I finally visited Bushido Karate on a Monday night. I was introduced to Kevin who immediately made me feel welcome and in the hour I watched the class, I got an insight about what martial arts meant to him, and what he was trying to achieve – non of it had to do with money, and all of it was to do with the true enjoyment of being able to pass on his skills and thoughts to others, and also learn from others as well. The class had the cool kids with their high kicks, the slightly older generation who don’t kick as high, but are determined to improve their abilities with every class they take, and an over whelming sense of togetherness…this felt like Martial Arts like I remembered it.
Still too apprehensive to start training, I decided to watch another class on a Thursday night…maybe the Monday was a one off and Thursday would leave me disappointed again. Not a chance. Some old faces from Monday night, a few new cool kids with their even higher kicks, and another mixed class of friendly people who make you feel like you aren’t too old to get in a gee and join in.

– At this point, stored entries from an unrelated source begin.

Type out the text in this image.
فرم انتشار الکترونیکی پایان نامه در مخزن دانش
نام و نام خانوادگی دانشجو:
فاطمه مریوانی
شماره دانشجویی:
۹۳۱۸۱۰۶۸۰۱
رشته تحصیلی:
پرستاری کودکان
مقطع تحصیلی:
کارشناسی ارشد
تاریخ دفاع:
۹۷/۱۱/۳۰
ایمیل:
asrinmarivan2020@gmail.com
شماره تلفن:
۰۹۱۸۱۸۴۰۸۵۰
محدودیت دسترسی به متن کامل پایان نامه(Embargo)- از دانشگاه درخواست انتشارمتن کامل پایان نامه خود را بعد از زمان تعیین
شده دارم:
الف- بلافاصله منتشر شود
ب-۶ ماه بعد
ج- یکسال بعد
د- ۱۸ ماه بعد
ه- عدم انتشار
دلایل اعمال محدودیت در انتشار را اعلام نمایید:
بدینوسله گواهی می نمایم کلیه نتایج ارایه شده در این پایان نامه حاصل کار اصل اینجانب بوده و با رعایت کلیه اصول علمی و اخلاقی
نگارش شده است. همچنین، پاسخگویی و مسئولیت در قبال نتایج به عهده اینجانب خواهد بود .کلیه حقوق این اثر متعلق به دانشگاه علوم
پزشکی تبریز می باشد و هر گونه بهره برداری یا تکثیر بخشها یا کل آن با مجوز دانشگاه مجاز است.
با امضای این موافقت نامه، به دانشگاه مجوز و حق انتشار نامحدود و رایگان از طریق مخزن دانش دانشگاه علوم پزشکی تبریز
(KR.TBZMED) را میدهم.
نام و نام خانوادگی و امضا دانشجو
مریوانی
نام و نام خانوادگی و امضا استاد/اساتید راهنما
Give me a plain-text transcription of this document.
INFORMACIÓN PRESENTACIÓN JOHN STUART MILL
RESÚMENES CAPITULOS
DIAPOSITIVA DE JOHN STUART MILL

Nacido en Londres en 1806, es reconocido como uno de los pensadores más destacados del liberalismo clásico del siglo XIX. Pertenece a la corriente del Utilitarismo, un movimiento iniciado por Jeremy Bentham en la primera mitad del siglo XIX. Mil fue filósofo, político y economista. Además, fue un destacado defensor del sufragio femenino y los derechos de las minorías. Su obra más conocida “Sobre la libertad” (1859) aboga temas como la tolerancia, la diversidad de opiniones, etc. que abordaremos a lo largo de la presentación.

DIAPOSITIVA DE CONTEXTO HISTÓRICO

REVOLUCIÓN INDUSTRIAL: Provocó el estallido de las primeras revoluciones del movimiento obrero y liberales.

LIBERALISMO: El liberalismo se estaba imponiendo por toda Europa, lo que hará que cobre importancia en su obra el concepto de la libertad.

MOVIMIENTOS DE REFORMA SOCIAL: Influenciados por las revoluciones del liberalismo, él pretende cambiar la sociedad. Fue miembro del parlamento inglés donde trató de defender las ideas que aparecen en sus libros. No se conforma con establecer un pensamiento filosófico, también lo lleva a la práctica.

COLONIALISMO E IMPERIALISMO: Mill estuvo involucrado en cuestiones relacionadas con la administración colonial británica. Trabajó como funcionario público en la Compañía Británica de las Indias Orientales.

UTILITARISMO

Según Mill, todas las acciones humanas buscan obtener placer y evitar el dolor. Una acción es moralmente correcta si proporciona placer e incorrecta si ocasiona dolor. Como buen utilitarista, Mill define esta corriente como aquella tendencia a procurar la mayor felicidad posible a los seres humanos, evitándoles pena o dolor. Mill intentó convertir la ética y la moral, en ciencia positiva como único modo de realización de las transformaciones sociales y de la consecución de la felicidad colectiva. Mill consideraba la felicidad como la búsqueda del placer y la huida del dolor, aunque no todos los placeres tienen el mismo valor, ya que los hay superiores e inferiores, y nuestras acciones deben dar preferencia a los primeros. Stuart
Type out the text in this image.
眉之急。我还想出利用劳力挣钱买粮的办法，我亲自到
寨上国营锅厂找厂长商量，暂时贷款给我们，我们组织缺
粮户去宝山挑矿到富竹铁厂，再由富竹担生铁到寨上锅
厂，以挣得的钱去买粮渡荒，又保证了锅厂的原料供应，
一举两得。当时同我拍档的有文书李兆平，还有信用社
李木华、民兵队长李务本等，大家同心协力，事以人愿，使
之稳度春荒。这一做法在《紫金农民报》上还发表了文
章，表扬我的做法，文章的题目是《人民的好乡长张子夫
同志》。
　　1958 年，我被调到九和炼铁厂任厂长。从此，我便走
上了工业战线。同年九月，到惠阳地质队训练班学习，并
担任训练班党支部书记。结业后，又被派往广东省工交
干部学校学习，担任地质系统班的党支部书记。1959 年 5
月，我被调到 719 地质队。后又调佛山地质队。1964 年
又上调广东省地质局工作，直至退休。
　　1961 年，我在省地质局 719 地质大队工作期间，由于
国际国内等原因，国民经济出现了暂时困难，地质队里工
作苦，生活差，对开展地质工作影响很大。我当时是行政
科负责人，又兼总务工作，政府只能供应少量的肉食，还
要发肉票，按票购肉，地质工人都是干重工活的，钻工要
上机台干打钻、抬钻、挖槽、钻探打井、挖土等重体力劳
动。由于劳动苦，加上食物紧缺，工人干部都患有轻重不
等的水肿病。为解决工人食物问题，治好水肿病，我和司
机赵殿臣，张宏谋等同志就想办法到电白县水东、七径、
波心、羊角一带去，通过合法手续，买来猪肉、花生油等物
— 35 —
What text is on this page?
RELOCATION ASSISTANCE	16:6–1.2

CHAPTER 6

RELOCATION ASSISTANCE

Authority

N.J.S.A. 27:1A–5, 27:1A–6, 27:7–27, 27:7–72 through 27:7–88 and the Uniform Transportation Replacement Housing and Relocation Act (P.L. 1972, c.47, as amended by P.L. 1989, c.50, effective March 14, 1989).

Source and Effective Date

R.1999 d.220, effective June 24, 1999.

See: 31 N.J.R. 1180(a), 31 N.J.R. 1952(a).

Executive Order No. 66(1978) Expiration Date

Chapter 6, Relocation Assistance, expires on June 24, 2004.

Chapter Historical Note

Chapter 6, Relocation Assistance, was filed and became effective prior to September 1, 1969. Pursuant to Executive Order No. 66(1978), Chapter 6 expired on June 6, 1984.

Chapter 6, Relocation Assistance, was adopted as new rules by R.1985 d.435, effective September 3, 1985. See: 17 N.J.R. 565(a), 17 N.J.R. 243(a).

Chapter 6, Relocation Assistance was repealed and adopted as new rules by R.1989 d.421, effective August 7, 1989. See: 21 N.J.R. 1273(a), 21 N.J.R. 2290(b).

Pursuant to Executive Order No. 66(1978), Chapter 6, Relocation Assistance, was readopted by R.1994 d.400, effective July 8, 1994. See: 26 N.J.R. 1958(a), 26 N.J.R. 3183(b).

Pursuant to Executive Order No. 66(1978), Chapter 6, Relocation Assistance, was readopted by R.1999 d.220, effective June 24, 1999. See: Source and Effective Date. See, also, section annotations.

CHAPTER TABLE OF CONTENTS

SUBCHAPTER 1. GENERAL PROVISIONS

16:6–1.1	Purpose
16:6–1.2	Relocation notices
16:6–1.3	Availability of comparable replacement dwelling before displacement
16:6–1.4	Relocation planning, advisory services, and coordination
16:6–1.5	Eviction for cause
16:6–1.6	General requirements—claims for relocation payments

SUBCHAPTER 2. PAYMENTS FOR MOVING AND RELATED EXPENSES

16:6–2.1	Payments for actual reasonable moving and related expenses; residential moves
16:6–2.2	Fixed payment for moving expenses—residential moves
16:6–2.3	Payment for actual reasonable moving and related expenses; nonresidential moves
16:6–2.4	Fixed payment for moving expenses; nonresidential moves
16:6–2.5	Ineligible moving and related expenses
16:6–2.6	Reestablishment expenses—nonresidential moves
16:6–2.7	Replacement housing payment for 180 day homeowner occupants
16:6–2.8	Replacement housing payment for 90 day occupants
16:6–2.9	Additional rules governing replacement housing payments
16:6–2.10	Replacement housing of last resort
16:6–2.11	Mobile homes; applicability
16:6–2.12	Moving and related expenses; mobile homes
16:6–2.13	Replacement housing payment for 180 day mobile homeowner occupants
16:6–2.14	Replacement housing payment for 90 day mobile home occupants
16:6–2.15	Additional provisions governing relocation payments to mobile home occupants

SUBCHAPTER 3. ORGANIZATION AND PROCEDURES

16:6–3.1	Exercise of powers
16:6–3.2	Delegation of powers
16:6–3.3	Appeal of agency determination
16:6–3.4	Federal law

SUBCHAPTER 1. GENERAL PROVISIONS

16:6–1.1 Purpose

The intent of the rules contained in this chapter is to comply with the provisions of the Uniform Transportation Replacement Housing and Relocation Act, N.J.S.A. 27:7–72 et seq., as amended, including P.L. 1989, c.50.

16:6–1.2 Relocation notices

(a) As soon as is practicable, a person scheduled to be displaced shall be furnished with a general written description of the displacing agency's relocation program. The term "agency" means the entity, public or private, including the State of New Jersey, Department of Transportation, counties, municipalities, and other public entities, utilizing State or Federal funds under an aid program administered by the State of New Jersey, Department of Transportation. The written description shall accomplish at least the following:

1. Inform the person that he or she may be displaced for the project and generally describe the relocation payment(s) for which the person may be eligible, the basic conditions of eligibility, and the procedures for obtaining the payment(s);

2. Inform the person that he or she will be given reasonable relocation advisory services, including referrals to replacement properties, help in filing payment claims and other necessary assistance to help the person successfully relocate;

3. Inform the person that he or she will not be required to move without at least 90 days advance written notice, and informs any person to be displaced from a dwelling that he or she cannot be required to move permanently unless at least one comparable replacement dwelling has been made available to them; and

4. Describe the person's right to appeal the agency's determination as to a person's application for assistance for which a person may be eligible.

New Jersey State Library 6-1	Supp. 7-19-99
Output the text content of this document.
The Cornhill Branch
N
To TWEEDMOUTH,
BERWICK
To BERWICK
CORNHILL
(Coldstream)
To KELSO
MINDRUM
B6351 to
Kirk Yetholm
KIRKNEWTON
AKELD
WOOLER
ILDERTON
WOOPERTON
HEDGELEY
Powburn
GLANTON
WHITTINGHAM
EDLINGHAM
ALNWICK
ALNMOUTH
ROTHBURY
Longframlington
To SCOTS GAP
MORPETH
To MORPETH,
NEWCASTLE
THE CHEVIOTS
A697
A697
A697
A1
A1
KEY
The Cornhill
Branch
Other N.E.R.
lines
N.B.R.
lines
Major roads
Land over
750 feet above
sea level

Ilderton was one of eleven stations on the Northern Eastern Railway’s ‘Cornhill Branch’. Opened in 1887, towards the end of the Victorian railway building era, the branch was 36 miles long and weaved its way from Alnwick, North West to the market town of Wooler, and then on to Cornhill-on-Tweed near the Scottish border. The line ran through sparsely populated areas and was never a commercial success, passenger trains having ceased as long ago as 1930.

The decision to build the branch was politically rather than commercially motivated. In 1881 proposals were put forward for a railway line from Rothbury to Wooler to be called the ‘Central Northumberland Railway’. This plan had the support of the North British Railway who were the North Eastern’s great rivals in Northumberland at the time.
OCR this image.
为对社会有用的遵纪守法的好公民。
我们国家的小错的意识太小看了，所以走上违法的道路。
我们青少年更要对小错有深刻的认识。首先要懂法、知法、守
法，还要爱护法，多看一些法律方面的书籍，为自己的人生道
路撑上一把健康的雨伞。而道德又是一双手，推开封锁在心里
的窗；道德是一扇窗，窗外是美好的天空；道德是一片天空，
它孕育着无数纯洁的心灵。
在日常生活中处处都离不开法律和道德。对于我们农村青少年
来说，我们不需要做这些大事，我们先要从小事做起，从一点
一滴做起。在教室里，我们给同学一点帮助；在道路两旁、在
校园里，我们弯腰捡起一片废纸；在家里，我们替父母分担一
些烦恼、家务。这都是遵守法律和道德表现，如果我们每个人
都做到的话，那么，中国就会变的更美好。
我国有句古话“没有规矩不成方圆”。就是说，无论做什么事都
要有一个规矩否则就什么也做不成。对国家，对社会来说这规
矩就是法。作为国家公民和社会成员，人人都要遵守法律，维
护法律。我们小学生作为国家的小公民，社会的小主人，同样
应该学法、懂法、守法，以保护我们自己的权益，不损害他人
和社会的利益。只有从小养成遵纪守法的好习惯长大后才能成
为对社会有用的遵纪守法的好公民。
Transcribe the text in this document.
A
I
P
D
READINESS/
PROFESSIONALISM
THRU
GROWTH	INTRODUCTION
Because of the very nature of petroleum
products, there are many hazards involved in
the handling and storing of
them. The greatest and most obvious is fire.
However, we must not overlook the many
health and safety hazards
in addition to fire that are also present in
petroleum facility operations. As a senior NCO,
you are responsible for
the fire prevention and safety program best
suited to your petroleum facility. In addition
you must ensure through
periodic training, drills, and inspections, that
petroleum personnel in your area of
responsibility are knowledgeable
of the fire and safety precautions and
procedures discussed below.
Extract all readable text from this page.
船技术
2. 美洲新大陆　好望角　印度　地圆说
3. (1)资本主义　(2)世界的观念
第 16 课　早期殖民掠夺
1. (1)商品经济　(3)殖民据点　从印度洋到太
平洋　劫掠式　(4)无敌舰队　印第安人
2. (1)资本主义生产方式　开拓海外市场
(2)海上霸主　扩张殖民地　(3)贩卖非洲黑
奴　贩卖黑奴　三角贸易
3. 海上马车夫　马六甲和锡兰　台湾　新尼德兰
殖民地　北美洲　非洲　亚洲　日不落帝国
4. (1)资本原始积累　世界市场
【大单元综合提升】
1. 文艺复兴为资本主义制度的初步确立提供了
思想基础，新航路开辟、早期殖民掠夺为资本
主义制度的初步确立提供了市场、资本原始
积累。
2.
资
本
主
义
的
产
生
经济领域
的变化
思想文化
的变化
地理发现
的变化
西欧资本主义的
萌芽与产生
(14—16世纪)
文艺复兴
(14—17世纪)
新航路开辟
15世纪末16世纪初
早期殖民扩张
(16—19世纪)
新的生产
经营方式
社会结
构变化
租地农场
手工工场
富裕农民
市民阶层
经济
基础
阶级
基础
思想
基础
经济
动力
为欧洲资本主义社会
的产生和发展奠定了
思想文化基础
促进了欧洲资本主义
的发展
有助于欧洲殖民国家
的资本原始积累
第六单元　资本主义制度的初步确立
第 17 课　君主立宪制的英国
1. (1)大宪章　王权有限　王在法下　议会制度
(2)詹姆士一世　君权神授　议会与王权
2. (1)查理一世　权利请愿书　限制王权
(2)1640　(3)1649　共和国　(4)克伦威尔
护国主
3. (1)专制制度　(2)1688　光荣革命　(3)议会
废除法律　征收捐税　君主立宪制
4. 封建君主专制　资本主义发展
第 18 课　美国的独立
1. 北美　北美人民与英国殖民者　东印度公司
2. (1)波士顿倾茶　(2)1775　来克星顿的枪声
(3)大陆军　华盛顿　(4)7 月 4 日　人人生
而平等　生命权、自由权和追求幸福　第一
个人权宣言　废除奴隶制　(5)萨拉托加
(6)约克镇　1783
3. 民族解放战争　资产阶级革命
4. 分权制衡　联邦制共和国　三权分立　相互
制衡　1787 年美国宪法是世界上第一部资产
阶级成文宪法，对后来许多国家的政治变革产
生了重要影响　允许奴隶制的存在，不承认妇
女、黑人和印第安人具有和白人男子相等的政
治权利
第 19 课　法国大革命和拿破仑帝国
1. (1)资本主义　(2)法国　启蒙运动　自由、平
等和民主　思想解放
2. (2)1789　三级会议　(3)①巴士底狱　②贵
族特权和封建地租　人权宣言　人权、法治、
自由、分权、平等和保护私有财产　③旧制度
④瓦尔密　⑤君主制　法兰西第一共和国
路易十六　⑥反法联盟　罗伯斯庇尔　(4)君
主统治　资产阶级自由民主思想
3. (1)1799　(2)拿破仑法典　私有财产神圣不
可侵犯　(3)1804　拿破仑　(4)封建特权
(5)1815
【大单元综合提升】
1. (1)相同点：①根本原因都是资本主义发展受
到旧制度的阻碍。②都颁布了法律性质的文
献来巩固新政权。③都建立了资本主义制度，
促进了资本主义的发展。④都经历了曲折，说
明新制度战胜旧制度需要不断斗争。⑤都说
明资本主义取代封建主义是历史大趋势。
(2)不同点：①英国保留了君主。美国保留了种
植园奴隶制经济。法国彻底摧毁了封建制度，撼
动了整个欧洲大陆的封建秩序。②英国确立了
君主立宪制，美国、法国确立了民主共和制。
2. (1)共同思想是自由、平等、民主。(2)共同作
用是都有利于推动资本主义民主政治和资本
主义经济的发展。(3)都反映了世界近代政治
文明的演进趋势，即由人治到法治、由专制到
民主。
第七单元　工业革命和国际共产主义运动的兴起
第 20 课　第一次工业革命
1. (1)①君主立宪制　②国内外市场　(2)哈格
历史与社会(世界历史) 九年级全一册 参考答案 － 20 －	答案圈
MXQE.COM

I’ve been training for a couple of months now, and feel like I am improving slowly…things don’t work as quickly as they used to. However, what I have realised is that finding the right club and right sensei for you is crucial. It motivates you to train when you have maybe had a long day at work and you just want to flake out at home, it gives you confidence that whatever age you are, you can train at your own level without prejudice from others at the club and it just goes to show there is no age limit to get into training…so get motivated today to find the right club for you, you wont regret it.